Bölümler | Kategoriler | Konular | Kitaplar | İletişim


"Kültür" nedir, "irfan" neye denir?

Halis ECE

"Kültür" nedir, "irfan" neye denir?


Bir mevzûda kazanılan sistemli ve geniş bilgi demek olan “kültür”ü Andre Malraux şöyle târif ve izah ediyor:

Kültür; okuyan ve bilgi sahibi olup düşünen insanın zevkini, tenkit etme ve hükümler verme kabiliyetini inkişaf ettirmesidir. Bir milletin kültürü; onun bütün fertlerinin sahip olduğu hissiyat, hadiseleri karşılayış ve idrâk ediş tarzlariyle, topyekün tarihi içinde meydana getirdiği fikir ve sanat mahsulleri ve kıymet hükümleridir. Kültür, onu vücuda getirmiş olan milletin malıdır.”

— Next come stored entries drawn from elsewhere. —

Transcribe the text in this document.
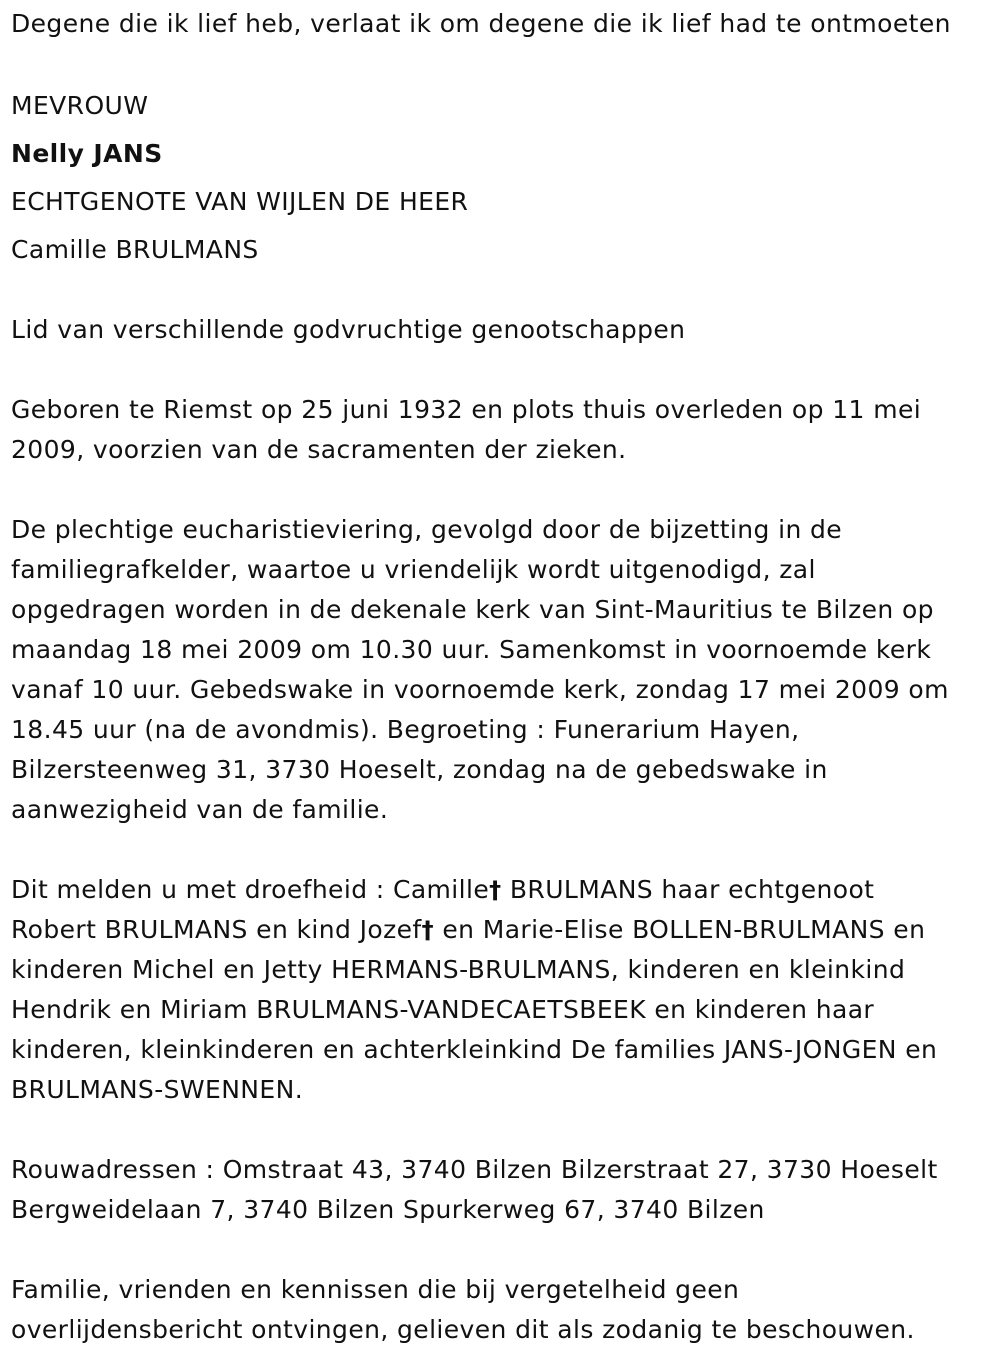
Degene die ik lief heb, verlaat ik om degene die ik lief had te ontmoeten
MEVROUW
Nelly JANS
ECHTGENOTE VAN WIJLEN DE HEER
Camille BRULMANS
Lid van verschillende godvruchtige genootschappen
Geboren te Riemst op 25 juni 1932 en plots thuis overleden op 11 mei
2009, voorzien van de sacramenten der zieken.
De plechtige eucharistieviering, gevolgd door de bijzetting in de
familiegrafkelder, waartoe u vriendelijk wordt uitgenodigd, zal
opgedragen worden in de dekenale kerk van Sint-Mauritius te Bilzen op
maandag 18 mei 2009 om 10.30 uur. Samenkomst in voornoemde kerk
vanaf 10 uur. Gebedswake in voornoemde kerk, zondag 17 mei 2009 om
18.45 uur (na de avondmis). Begroeting : Funerarium Hayen,
Bilzersteenweg 31, 3730 Hoeselt, zondag na de gebedswake in
aanwezigheid van de familie.
Dit melden u met droefheid : Camille† BRULMANS haar echtgenoot
Robert BRULMANS en kind Jozef† en Marie-Elise BOLLEN-BRULMANS en
kinderen Michel en Jetty HERMANS-BRULMANS, kinderen en kleinkind
Hendrik en Miriam BRULMANS-VANDECAETSBEEK en kinderen haar
kinderen, kleinkinderen en achterkleinkind De families JANS-JONGEN en
BRULMANS-SWENNEN.
Rouwadressen : Omstraat 43, 3740 Bilzen Bilzerstraat 27, 3730 Hoeselt
Bergweidelaan 7, 3740 Bilzen Spurkerweg 67, 3740 Bilzen
Familie, vrienden en kennissen die bij vergetelheid geen
overlijdensbericht ontvingen, gelieven dit als zodanig te beschouwen.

Fransızca bir kelime olan kültür, lisanımızda irfan yerine kullanılsa da, tam olarak karşıladığı söylenemez. Zira irfan; bilmek ve anlamak mânâlarında olmakla birlikte, eğitim ve öğretimle elde edilemeyen gerçeği, sezerek idrâk etme gücü demektir. Bu noktada Ömer Seyfettin'in öğretmen arkadaşlarıyla giriştiği âlim-ârif münâkaşasını hatırlamakta fayda var. Şöyle ki; Ömer Seyfettin İkinci Dünya Harbi yıllarında öğretmendir. Bir ara öğretmenler odasında otururken,

— Arkadaşlar, der, bu millet âlim değildir ama âriftir. Bu irfanı sayesinde pek çok şeyi okumuşlardan daha iyi sezer, farkeder ve bilir.

Arkadaşları itirazı basar:

— Olur mu öyle şey! İlmi olmayanın irfânı mı olurmuş, derler.

Harp yılları olduğu için de, iktisadî ve ticarî hayat durgun, yokluk ve sıkıntı had safhadadır. Şekersizlikten çaylar bile kuru üzümle, pekmezle içilmektedir. Bu durumu değerlendiren Ömer Seyfettin,

— Müjde arkadaşlar! der. Almanya'dan bilmem kaç ton şeker geliyormuş, çayları kuru üzümle içmekten kurtuluyoruz!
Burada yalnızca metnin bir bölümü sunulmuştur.